The right to organize political parties – long cherished in Hong Kong but prohibited in China – is being challenged, Human Rights Watch said. In April, Hong Kong’s secretary of justice singled out the newly established Hong Kong National Party for investigation, saying that its and other groups’ pro-independence stance “is totally contrary to the Basic Law,” despite the constitution’s explicit protections for Hong Kong people’s basic rights and freedoms.

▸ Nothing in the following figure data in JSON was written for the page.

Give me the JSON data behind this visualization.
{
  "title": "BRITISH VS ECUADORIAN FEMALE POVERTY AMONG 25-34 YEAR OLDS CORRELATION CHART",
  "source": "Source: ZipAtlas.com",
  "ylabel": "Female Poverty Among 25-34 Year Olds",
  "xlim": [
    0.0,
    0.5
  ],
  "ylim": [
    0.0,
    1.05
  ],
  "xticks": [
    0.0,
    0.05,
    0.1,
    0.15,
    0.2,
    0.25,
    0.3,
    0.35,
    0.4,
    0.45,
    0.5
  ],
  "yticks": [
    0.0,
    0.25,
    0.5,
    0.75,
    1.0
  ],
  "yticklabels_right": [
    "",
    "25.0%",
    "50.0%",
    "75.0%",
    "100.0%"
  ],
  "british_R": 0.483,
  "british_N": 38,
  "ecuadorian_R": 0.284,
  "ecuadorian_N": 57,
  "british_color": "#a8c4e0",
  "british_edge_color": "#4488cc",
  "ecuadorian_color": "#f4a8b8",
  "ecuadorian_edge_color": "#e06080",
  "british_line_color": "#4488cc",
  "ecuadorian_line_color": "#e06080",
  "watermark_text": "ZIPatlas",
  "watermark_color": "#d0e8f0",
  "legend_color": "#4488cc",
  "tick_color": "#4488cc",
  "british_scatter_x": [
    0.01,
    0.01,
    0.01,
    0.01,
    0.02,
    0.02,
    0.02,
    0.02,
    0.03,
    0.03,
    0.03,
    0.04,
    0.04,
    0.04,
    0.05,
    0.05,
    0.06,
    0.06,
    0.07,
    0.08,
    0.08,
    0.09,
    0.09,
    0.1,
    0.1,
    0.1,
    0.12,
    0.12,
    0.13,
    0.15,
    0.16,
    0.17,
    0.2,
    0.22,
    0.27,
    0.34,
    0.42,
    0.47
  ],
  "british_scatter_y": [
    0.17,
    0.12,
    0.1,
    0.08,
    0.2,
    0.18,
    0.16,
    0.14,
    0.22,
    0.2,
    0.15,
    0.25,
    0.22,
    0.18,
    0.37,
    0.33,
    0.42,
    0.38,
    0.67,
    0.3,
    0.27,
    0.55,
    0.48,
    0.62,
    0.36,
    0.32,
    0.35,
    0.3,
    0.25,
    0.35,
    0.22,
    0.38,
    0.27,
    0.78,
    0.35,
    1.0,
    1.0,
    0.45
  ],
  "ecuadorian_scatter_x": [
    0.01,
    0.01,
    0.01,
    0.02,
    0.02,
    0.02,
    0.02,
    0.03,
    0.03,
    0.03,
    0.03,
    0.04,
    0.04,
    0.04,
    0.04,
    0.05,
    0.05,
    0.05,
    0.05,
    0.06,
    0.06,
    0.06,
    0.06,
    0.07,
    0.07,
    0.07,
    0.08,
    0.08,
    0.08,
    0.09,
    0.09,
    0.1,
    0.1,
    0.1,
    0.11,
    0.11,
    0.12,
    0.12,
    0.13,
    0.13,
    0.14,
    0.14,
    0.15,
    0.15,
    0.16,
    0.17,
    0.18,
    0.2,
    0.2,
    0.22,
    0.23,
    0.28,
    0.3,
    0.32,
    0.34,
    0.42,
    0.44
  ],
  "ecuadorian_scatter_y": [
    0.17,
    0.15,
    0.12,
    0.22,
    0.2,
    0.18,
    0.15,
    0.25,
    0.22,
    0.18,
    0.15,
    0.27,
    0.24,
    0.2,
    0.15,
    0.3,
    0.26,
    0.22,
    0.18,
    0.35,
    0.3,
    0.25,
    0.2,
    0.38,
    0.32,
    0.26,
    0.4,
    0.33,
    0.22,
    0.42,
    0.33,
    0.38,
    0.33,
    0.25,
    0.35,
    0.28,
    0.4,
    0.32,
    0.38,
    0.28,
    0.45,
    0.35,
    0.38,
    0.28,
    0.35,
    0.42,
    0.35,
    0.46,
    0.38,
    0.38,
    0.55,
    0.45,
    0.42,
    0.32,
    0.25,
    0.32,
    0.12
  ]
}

Human Rights Watch urged Chief Executive Leung to restart the political reform process by informing Zhang of Hong Kong’s intention to submit a report to Beijing justifying the need for greater democratization. Leung should also publicly call on Zhang to provide information about the five booksellers, commit to a thorough investigation into allegations regarding the operations of mainland security forces in Hong Kong, and cease interference in publishing and media freedoms in the territory. Zhang should recommit the central government to upholding its obligations under the Joint Declaration and Basic Law, as well as the International Covenant on Civil and Political Rights and other human rights treaties that apply in Hong Kong.
“Zhang’s visit may say more about the chief executive’s intentions to fight for Hong Kong’s rights than it does about Beijing’s willingness to respect them,” Richardson said. “One way for Zhang and the central government to reduce mistrust in Hong Kong is by publicly answering people’s concerns and pledging to uphold Hong Kong’s autonomy.”